The biggest question from the very first episode is finally answered in the finale on who killed Jerry Vincent. This is where the whole season revolved in his murder and Haller got his whole practice. Detective Griggs makes sure to investigate the case until they find who the real killer is. As it turns out, in the penultimate, the same person who killed Vincent tried to kill Haller, too.
Then they finally pieced out everything: Vincent’s death was because of a jury-rigging conspiracy which he was supposed to intervene. Vincent found out that Juror Number 7 in Elliot’s case would be rigged and he wanted to file a continuance even if it is against the wishes of his client.
With such a continuance, a different set of jurors would be taken and that would remove the planted juror. It was Judge Holder all along, the very judge who checks in on Haller regarding his practice. Vincent must have known this and that caused his death because if he would be able to submit the continuance, then Holder’s juror would not be seated.
The end scene suggests that there is more to the series, a hint to the possibility of a second season. When Glory Days testified in court, she mentioned that there was also an attempt on her life by the same killer who murdered her friend. It was not Jesus Menendez but it is a guy who has a kanji tattoo on his forearm.

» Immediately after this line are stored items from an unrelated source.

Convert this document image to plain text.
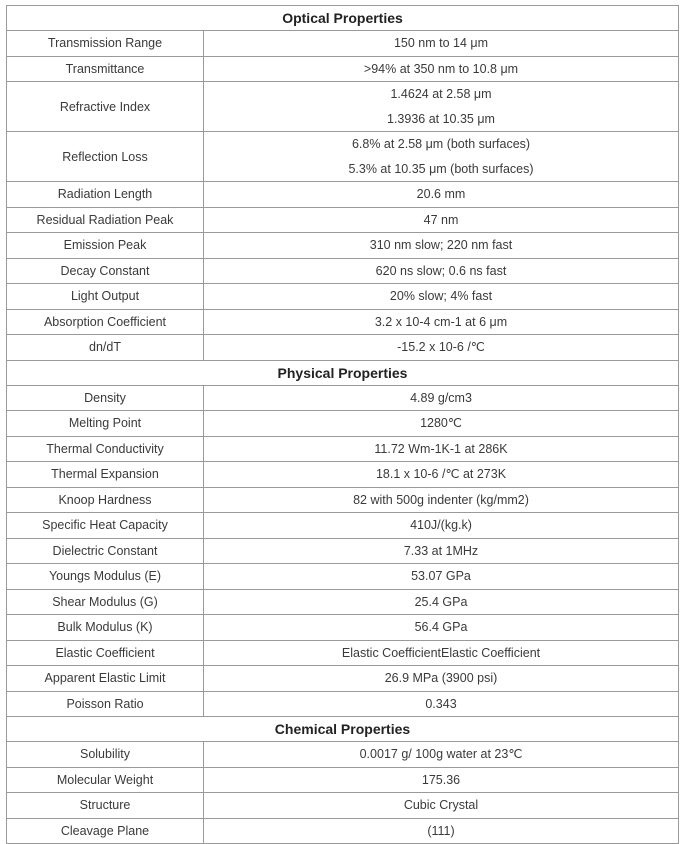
Optical Properties	
Transmission Range	150 nm to 14 μm

Transmittance	>94% at 350 nm to 10.8 μm

Refractive Index	1.4624 at 2.58 μm
1.3936 at 10.35 μm

Reflection Loss	6.8% at 2.58 μm (both surfaces)
5.3% at 10.35 μm (both surfaces)

Radiation Length	20.6 mm

Residual Radiation Peak	47 nm

Emission Peak	310 nm slow; 220 nm fast

Decay Constant	620 ns slow; 0.6 ns fast

Light Output	20% slow; 4% fast

Absorption Coefficient	3.2 x 10-4 cm-1 at 6 μm

dn/dT	-15.2 x 10-6 /℃

Physical Properties	
Density	4.89 g/cm3

Melting Point	1280℃

Thermal Conductivity	11.72 Wm-1K-1 at 286K

Thermal Expansion	18.1 x 10-6 /℃ at 273K

Knoop Hardness	82 with 500g indenter (kg/mm2)

Specific Heat Capacity	410J/(kg.k)

Dielectric Constant	7.33 at 1MHz

Youngs Modulus (E)	53.07 GPa

Shear Modulus (G)	25.4 GPa

Bulk Modulus (K)	56.4 GPa

Elastic Coefficient	Elastic CoefficientElastic Coefficient

Apparent Elastic Limit	26.9 MPa (3900 psi)

Poisson Ratio	0.343

Chemical Properties	
Solubility	0.0017 g/ 100g water at 23℃

Molecular Weight	175.36

Structure	Cubic Crystal

Cleavage Plane	(111)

Haller struggled to go back to surfing given that he met a drowning accident because of it and had to rest up for 18 months before going back to his legal profession. When he finally came into terms in going back to surfing, the camera pans to a man with the same kanji tattoo which may lead to a problem should there be another season for the show.
All in all, The Lincoln Lawyer delivered a legal drama that is not that difficult to digest. It was not about justice coming from law and order, it is one which is delivered by who stands for one when a trial happens. It gets the perspective of justice from within and without the law, and how it is tainted with corruption from the inside.
A guilty person gets to walk free but an innocent one gets time in prison, the politics within the system and how to never underestimate those who crave for power because they will never stand for you, and how every person within the justice system, may it be big or not, has something to do with justice not being delivered.
See, the eyes of Lady Justice, the woman who holds the scales, speak volumes. It was always covered. The main reason for that is because justice should never be influenced by whoever has judgment borne by them and thus, justice would not fall into corruption or prejudice. In the Lincoln Lawyer, however, they delivered justice keeping both eyes open.
The Lincoln Laywer is now streaming on Netflix.